Dieser Thread ist sehr aufschlußreich, geht zwar um Algen .... aber auch um Nährstoffe und Pflanzenwachstum  ..... "Ackere" dich durch ... und es kommt "Licht ins Dunkel"


----------



## danyvet (13. Aug. 2010)

*AW: Unterwasserpflanzen wachsen nicht*

Oh, Helmut, du findest unseren Thread aufschlussreich? Also ich muss sagen, ich bin da zwar eine der Hauptakteure, aber ich weiß noch immer nicht, was mein Glibber ist und warum meine Pflanzen tw. auch mickern 
Auch bei mir sind di Pflanzen im Wasser nicht so tief-grün wie an Land. Das kann ich deshalb so schön beurteilen, weil sich eine Ufersegge ausgesäht hat und jetzt an Land einen Ableger hat. Die ist sehr schön sattgrün, die im Wasser eher hellgrün mit Gelbstich.
Auch aus der Geschichte mit dem Substrat und den Nährstoffen werd ich nicht schlau. Ursprünglich hab ich die Erde, in der ich die Pflanzen gekauft hab, immer penibelst ausgewaschen und die Pflanzen in einen Korb mit Kies gesetzt. Jetzt lass ich alle Erde dran, aber es macht kaum Unterschied. Ein bisschen besser ist es. Und Algen hab ich nicht mehr als früher. Teilweise setz ich manche Pflanzen auch in lehmhältigen Bausand, aber auch da kein wesentlicher Unterschied.
Ich muss eben einfach noch ein paar Jahre länger warten, bis mein Teich so schön satt aussieht wie bei anderen nach 1 Jahr


----------



## Digicat (13. Aug. 2010)

*AW: Unterwasserpflanzen wachsen nicht*

Servus Dany

Wie ich schon in einem Thread erwähnt hatte und Eugen solche Messungen macht .....

Der Leitwert ist sicher aufschlußreich, wenn man Ihn richtig interpretiert .....

Ich hinke diesbezüglich hinter Euch her, da kein Teich .... aber wehe ich hab Wasser drinn 

Meßgerät gekauft und ab geht die Post ..... werde bald berichten ..... 
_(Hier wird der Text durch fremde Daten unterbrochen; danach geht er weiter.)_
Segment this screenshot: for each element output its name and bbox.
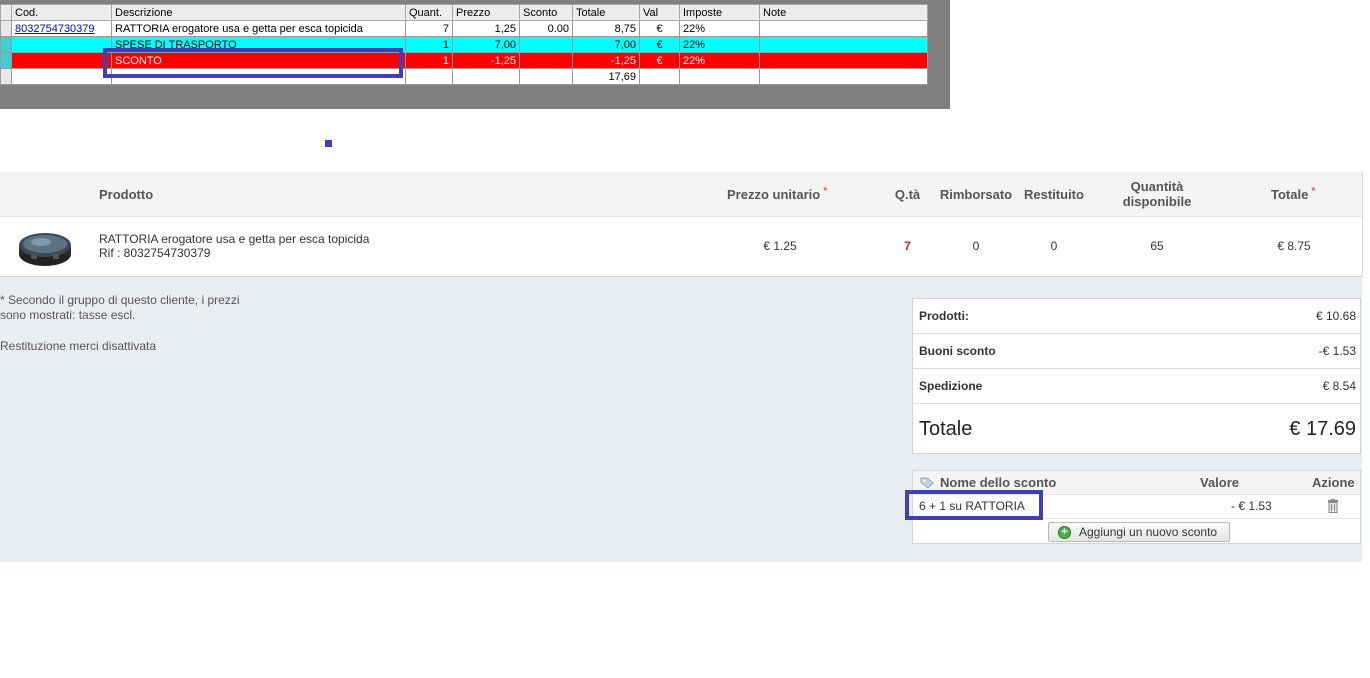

Aber ein Allheilmittel wird es auch net sein ..... sondern eine Hilfestellung zu all den anderen Meßwerten .....


----------



## Majaberlin (13. Aug. 2010)

*AW: Unterwasserpflanzen wachsen nicht*

Helmut, was für ein Meßgerät kaufst du denn? *ganzneugierigbin*

Wenn die Werte ( da hab ich wohl irgendwas verpasst :?  - welche Leitwerte?) am mickernden Pflanzenwachstum schuld sind, müßte ich die ja auch mal checken. Ich hab gedacht, im fischlosen Teich wären die nicht so wichtig .


----------



## toschbaer (13. Aug. 2010)

*AW: Unterwasserpflanzen wachsen nicht*

Hallo,
Der Leitwert in diesem Teich ist 740µ. 
Als er vor 3 Wochen unter 600µ war, habe ich nachgedüngt


----------



## toschbaer (13. Aug. 2010)

*AW: Unterwasserpflanzen wachsen nicht*

Axo,

Das Pfeilblatt ist 1/2 m lang: ist auch gut gedüngt!


LG
Friedhelm


----------



## Christine (13. Aug. 2010)

*AW: Unterwasserpflanzen wachsen nicht*

Hi Friedhelm,

mit was düngst Du denn?


----------



## toschbaer (13. Aug. 2010)

*AW: Unterwasserpflanzen wachsen nicht*

Hallo Christine, 

Algenmehl


----------



## Christine (13. Aug. 2010)

*AW: Unterwasserpflanzen wachsen nicht*

Hi Friedhelm!

Link für Quelle?


----------



## toschbaer (13. Aug. 2010)

*AW: Unterwasserpflanzen wachsen nicht*

Ich suche,
kann aber dauern, denn der letzte Rest aus der Tüte ist bei Inken ( für Coni und Eugen)
und die Tüte hmmmm 
Die andern Säcke sind in HF bei meinem Bruder, der wird erst Sonntag wieder hier sein.
Ist Bach"s Algenmehl (Naturmehl)


----------



## Christine (14. Aug. 2010)

*AW: Unterwasserpflanzen wachsen nicht*

Und wie wendest Du das an - einfach anrühren und ins Wasser oder wie muss ich mir das vorstellen? (Ja, meine Pflanzen schwächeln.....)


----------



## sister_in_act (14. Aug. 2010)

*AW: Unterwasserpflanzen wachsen nicht*

Hallo alle

Bei mir tut sich ein ähnliches Problem auf....
Teichrose,__ Muschelblume,Froschbiß ,__ Schwertlilie und Wasservergißmeinicht wachsen ordentlich und üppig.
__ Wasserpest wird in der Gründelstufe immer weniger..
Im Teich durchgehend klares Wasser, gute Werte,keine Algen.
Im Biotop wachsen alle Pflanzen wie doof, da wickel ich auch wöchentlich mal Fadenalgen raus.
     
  ^^ Biotop

Es kann nicht durch die Kois sein,daß ausschließlich die Wasserpest dahinsiecht.Nie sehe ich sie dort rumzupfen und finde auch keine Reste in der Absetzkammer.
Aber was ist es dann....

lb grüße
ulla


----------